County commissioners had asked various department heads to submit ideas to help cut costs. And while that's hardly popular this time of year, the commission was impressed by the smooth process.
One-by-one, and line-by-line, Minnehaha County commissioners heard proposed budget cuts from dozens of different departments, including emergency management, human resources, and the juvenile detention center, which proposed more than $60,000 in cuts alone.
"We'll just make some changes in the staff already to do that," Minnehaha County Juvenile Center executive director Todd Cheever said. "They're aware of that and they've been willing to help out when you can see our budget for overtime is very minimal. I think we can make this work."
It took nearly three hours of discussions. But for the most part, commissioners were pleased with suggestions and accepted the proposed cuts.
"I do appreciate the fact you did do this and that you did it, quite frankly, without a lot of complaining or griping," Minnehaha County Commissioner Gerald Beninga said.
And in the end the efforts to trim $800,000 cut a total $902,000 from the budget.
"I think we hear plenty of complaining going on right now about other people having budget cuts and I think the County and department heads have done a great job of coming forward," Minnehaha County Commissioner Cindy Heiberger said.
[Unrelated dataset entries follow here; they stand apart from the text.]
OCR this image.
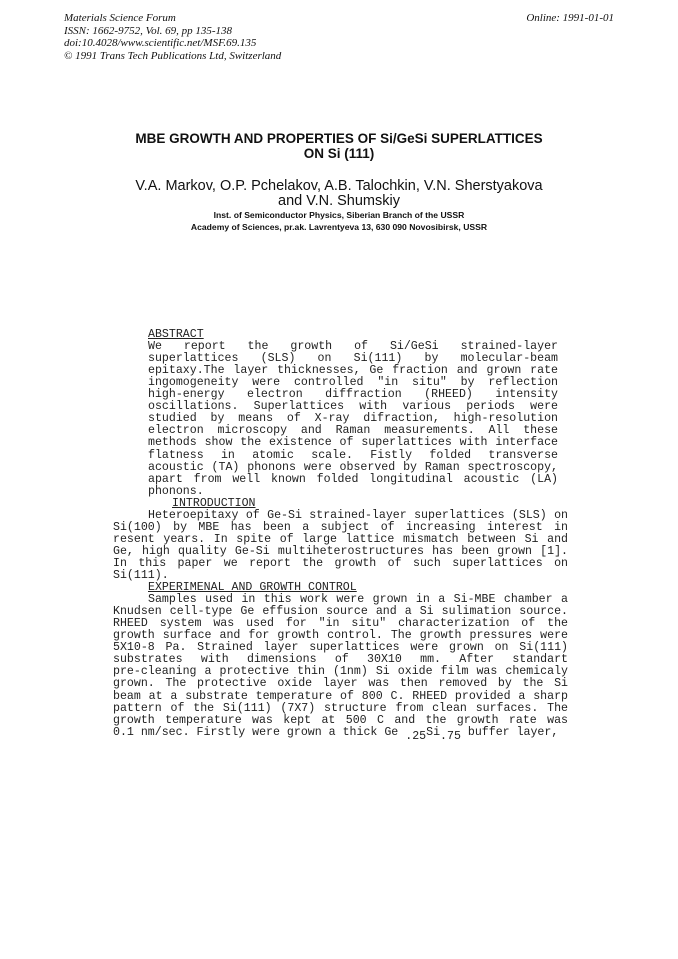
Materials Science Forum
ISSN: 1662-9752, Vol. 69, pp 135-138
doi:10.4028/www.scientific.net/MSF.69.135
© 1991 Trans Tech Publications Ltd, Switzerland
Online: 1991-01-01
MBE GROWTH AND PROPERTIES OF Si/GeSi SUPERLATTICES
ON Si (111)
V.A. Markov, O.P. Pchelakov, A.B. Talochkin, V.N. Sherstyakova
and V.N. Shumskiy
Inst. of Semiconductor Physics, Siberian Branch of the USSR
Academy of Sciences, pr.ak. Lavrentyeva 13, 630 090 Novosibirsk, USSR
ABSTRACT
We report the growth of Si/GeSi strained-layer
superlattices (SLS) on Si(111) by molecular-beam
epitaxy.The layer thicknesses, Ge fraction and grown rate
ingomogeneity were controlled "in situ" by reflection
high-energy electron diffraction (RHEED) intensity
oscillations. Superlattices with various periods were
studied by means of X-ray difraction, high-resolution
electron microscopy and Raman measurements. All these
methods show the existence of superlattices with interface
flatness in atomic scale. Fistly folded transverse
acoustic (TA) phonons were observed by Raman spectroscopy,
apart from well known folded longitudinal acoustic (LA)
phonons.
INTRODUCTION
Heteroepitaxy of Ge-Si strained-layer superlattices (SLS) on
Si(100) by MBE has been a subject of increasing interest in
resent years. In spite of large lattice mismatch between Si and
Ge, high quality Ge-Si multiheterostructures has been grown [1].
In this paper we report the growth of such superlattices on
Si(111).
EXPERIMENAL AND GROWTH CONTROL
Samples used in this work were grown in a Si-MBE chamber a
Knudsen cell-type Ge effusion source and a Si sulimation source.
RHEED system was used for "in situ" characterization of the
growth surface and for growth control. The growth pressures were
5X10-8 Pa. Strained layer superlattices were grown on Si(111)
substrates with dimensions of 30X10 mm. After standart
pre-cleaning a protective thin (1nm) Si oxide film was chemicaly
grown. The protective oxide layer was then removed by the Si
beam at a substrate temperature of 800 C. RHEED provided a sharp
pattern of the Si(111) (7X7) structure from clean surfaces. The
growth temperature was kept at 500 C and the growth rate was
0.1 nm/sec. Firstly were grown a thick Ge .25Si.75 buffer layer,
"There are several different responses you can take," Minnehaha County Commission chairman John Pekas said. "One is to be negative and to say I can't get there from here. And another is to rise to the occasion and say there are challenges and we're willing to meet those challenges."
Of the roughly $900,000 being cut, $234,000 will come from Minnehaha County employees taking two so called "holidays" next year from paying their premiums into the county health trust fund. While some salaries got cut, no jobs were lost.